GEOPHYSICAL MONOGRAPH SERIES, VOL. 53, PP. 65-80, 1989
Review of ionospheric turbulence
The Navier-Stokes equation and its plasma analog indicate that the exchange of energy is produced by the quadratic term of
the convective derivative. If one assumes that the energy exchange is local in wave number space, then it is possible to demonstrate
that turbulent spectra take on the form of power laws. Since many observations of plasma wave spectra in the ionosphere and
magnetosphere yield power laws, the turbulence hypothesis is an attractive interpretation. The least complex environment to
study space plasma turbulence is the equatorial ionosphere. Here the Rayleigh-Taylor process injects energy as large coherent
structures across a large region of k space, from 50 m to 100 km, and drift waves develop on the steep density gradients. In the most intense cases the drift waves
cascade to short wavelengths. Hence the explanation of equatorial observations requires a hierarchy of processes. The high
latitude ionosphere is not unstable to the Raleigh-Taylor process but nonetheless there is ample evidence for turbulent processes.

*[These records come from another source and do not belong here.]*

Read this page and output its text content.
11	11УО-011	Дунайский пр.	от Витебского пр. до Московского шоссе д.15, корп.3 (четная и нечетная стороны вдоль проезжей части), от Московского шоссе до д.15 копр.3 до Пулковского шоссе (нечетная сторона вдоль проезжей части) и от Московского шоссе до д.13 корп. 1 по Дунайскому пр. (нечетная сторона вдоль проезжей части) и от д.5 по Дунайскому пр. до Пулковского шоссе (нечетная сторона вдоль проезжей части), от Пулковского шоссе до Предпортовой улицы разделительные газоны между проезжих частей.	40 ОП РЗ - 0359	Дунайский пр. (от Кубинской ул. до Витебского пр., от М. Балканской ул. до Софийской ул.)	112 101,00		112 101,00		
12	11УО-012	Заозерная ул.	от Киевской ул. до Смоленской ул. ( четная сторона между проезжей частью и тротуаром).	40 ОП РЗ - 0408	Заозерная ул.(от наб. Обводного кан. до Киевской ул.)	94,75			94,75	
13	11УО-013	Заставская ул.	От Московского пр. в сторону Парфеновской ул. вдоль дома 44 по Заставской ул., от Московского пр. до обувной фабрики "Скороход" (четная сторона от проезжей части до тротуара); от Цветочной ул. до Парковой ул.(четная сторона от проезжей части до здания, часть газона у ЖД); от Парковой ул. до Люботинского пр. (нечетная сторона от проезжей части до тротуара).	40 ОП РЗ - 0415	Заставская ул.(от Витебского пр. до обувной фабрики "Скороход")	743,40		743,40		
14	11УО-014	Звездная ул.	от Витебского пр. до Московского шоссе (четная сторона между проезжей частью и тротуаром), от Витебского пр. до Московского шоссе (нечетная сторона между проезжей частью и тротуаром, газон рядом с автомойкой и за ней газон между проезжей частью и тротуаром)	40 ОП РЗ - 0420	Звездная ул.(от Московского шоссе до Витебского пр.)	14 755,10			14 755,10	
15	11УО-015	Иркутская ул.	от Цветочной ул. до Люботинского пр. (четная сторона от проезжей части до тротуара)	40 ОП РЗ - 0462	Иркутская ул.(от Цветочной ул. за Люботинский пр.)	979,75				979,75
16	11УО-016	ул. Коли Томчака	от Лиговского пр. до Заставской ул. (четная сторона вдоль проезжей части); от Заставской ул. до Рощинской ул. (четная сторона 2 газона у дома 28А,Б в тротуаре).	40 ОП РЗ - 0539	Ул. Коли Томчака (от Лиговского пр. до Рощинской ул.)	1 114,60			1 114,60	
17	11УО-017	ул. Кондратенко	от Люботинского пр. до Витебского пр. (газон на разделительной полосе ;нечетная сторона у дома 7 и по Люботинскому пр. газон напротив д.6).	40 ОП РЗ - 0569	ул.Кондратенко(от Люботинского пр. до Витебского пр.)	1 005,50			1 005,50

The most compelling evidence is the existence of large scale density and electric field spatial irregularities throughout
the auroral zone. Satellite evidence for the irregularities exists throughout the auroral zone and over the altitude range
of 450 km to 13,000 km. The measurement techniques cover the wavelength range from 10 m to 800 m. In some cases the spectral
index is the order of −5/3, implying a Kolmogorov process associated with fluid velocity shears (Kelvin-Helmholtz instability).
In yet other cases the electric field fluctuations are associated with magnetic field fluctuations implying the existence
of kinetic Alfvén waves. In other cases the index is much smaller, the order of −0.5, which does not agree with any of the
local theories. In these cases better agreement may be obtained by considering nonlocal effects such as ionospheric coupling.